Gado em uma fazenda em Barretos: setor depende de um bom regime de chuvas para recuperar as pastagens (Dado Galdieri/Bloomberg)
Da Redação
Publicado em 7 de fevereiro de 2014 às 15h50.
São Paulo - O tempo quente e seco na maior parte do Brasil inviabiliza a recuperação de pastagens e a oferta de bovinos para abate, elevando o valor da arroba ao maior nível em mais de três anos, em movimento que trará reflexos em toda a cadeia ao longo deste ano, avaliaram especialistas.
Sem pastagens adequadas, os animais poderão ser abatidos abaixo do peso ideal ou mantidos por mais tempo no campo, implicando em custos maiores ou perdas de rentabilidade.
No Brasil, maior exportador de carne bovina do mundo, 70 por cento do gado é criado no pasto, e o setor depende de um bom regime de chuvas para recuperar as pastagens.
"A quantidade de água que caiu e o calor foi tão intenso que houve um déficit hídrico no solo neste período. Isso é totalmente atípico, e se torna mais drástico porque tem muita gente enfrentando dificuldade para alimentar os animais", disse o professor da Esalq/USP (Escola Superior de Agricultura Luiz de Queiroz), Sérgio de Zen, referindo-se à busca por ração.
Os preços da arroba vêm sendo sustentados desde o final do ano passado, devido à irregularidade das chuvas. Um janeiro quente e com precipitações abaixo da média histórica colaborou para impulsionar ainda mais as cotações.
O indicador Cepea/Esalq do boi gordo encerrou a quinta-feira a 116,08 reais, no maior valor desde novembro de 2010 (nominal), um preço alto para esta época que deve ter impacto no desempenho dos grandes frigoríficos este ano.
"O preço real (da arroba) em janeiro é assustador para esta época. A cada dia que passa a preocupação não é só com o pasto, mas com a água para o animal beber", alertou.
A analista da INTL FCStone, Lygia Pimentel, considera que o valor médio da arroba bovina deve ficar mais alto neste ano, por conta deste atraso nas chuvas, impactando a margem bruta dos frigoríficos.
"A oferta de animais para abate está mais curta, e os frigoríficos já estão pagando mais.
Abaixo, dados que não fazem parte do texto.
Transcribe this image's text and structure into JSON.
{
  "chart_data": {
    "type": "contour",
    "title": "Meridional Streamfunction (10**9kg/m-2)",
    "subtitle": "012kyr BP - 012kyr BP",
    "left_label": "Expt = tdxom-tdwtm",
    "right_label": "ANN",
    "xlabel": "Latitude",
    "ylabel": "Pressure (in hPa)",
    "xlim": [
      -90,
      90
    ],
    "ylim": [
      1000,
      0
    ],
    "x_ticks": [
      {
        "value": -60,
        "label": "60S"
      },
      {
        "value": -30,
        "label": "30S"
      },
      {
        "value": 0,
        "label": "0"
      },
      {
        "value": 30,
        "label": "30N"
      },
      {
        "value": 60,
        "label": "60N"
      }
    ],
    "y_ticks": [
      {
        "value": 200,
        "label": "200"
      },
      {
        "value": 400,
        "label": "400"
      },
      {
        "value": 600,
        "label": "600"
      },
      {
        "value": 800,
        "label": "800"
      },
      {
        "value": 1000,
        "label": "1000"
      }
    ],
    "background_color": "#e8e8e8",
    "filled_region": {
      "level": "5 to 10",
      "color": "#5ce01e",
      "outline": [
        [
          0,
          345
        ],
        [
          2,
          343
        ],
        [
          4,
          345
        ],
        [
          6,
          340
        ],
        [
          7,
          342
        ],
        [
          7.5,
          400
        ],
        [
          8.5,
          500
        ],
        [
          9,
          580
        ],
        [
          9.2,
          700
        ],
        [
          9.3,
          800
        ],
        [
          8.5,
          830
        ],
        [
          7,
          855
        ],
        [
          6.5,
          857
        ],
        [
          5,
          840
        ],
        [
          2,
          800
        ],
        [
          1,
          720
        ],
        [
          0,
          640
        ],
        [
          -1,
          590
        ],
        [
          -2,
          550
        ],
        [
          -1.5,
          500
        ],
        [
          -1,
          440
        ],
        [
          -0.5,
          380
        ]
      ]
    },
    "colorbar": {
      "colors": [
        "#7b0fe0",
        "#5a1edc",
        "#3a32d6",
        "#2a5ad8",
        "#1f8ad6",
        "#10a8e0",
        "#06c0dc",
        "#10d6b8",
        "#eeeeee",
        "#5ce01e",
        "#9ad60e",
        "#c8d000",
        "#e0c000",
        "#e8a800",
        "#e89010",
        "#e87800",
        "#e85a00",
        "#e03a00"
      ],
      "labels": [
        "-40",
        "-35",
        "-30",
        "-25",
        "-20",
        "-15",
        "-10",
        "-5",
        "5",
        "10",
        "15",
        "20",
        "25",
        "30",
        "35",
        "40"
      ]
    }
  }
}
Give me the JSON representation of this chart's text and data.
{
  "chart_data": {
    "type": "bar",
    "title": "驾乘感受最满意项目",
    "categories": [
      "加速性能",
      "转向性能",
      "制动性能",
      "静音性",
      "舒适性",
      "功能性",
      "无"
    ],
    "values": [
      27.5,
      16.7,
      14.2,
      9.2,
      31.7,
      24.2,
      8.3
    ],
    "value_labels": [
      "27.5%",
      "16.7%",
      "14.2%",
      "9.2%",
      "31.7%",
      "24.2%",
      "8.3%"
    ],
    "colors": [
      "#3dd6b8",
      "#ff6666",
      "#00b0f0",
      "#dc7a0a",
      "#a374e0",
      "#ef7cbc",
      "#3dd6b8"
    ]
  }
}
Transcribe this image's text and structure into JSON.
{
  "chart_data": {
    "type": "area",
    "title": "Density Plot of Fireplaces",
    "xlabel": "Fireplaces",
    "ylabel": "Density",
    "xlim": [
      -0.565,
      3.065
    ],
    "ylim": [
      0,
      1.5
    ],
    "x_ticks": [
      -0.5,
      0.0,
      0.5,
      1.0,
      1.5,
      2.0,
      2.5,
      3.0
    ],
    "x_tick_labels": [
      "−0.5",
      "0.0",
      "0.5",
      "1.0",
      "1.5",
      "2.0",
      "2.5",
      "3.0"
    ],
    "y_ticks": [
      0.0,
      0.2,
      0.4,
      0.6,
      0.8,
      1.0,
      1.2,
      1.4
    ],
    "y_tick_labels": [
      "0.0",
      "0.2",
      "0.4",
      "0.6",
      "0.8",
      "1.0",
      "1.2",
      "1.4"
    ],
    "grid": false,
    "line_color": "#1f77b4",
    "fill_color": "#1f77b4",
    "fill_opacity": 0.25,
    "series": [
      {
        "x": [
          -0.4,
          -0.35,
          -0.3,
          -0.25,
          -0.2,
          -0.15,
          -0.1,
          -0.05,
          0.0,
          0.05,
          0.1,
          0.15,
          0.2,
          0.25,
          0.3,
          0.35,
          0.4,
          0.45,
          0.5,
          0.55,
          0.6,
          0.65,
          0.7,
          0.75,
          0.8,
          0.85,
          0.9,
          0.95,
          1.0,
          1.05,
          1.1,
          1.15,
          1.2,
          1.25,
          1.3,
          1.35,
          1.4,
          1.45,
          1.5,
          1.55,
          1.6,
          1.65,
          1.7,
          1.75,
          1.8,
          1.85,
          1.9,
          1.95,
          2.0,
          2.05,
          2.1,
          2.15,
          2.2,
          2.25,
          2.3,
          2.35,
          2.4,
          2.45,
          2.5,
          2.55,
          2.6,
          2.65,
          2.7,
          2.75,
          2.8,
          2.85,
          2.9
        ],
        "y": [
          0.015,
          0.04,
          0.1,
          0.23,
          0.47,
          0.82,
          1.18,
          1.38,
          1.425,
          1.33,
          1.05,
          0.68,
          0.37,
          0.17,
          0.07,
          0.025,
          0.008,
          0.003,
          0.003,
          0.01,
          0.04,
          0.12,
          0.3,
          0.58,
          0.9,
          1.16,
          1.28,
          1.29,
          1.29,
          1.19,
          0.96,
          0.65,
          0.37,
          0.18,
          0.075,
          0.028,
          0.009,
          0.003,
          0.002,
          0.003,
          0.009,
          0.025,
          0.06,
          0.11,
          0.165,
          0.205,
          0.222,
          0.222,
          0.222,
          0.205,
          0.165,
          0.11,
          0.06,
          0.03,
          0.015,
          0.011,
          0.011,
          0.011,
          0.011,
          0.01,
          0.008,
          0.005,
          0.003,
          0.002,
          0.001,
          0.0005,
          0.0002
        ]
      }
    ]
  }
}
Parece que estou na entressafra. Isso é uma coisa rara de acontecer." CONSUMO Para os especialistas, a questão agora será acompanhar a reação do consumidor, porque é isso que vai indicar até que ponto será possível repassar os custos maiores.
O professor da Esalq observou que 75 por cento da produção total de carne bovina fica no mercado interno. Por isso, o preço dependerá em grande parte da situação macroeconômica do país e da relação de preços com outras proteínas.
Tradicionalmente, a carne bovina tem a preferência do consumidor, mas se os preços sobem, ela tende a ser substituída por produtos relativamente mais baratos, como a carne de frango.
A analista da INTL FCStone ressaltou que a inflação em alta e o nível de endividamento do brasileiro também devem influenciar na decisão do consumidor.
"Internamente, o consumo dá sinais de estabilização. E o endividamento está em nível recorde. Isso preocupa", disse.
A inflação brasileira iniciou o ano com desaceleração em janeiro para 0,55 por cento, mas o cenário é de pressão. A carne foi o item que exerceu o maior impacto individual de alta no indicador do mês, uma vez que, segundo o IBGE, a atual falta de chuvas tem prejudicado a produção pecuária.
Do lado externo, o cenário é mais favorável com demanda crescente e perspectiva de novos mercados, além do câmbio que favorece exportações.
A expectativa da associação que reúne os exportadores (Abiec) é bater recorde nas vendas em 2014, com volume de 1,8 milhão de toneladas.
"A demanda externa vai aumentar ainda mais e sustentar o preço. Com a expectativa que a Abiec tem para receita, precisará ter muito mais carne para atender esta expectativa", disse o analista da área de pecuária da Agroconsult, Maurício Nogueira.
O setor exportou 1,5 milhão de toneladas de carne bovina em 2013, alta de quase 20 por cento sobre o ano anterior, e perto do recorde de 2007.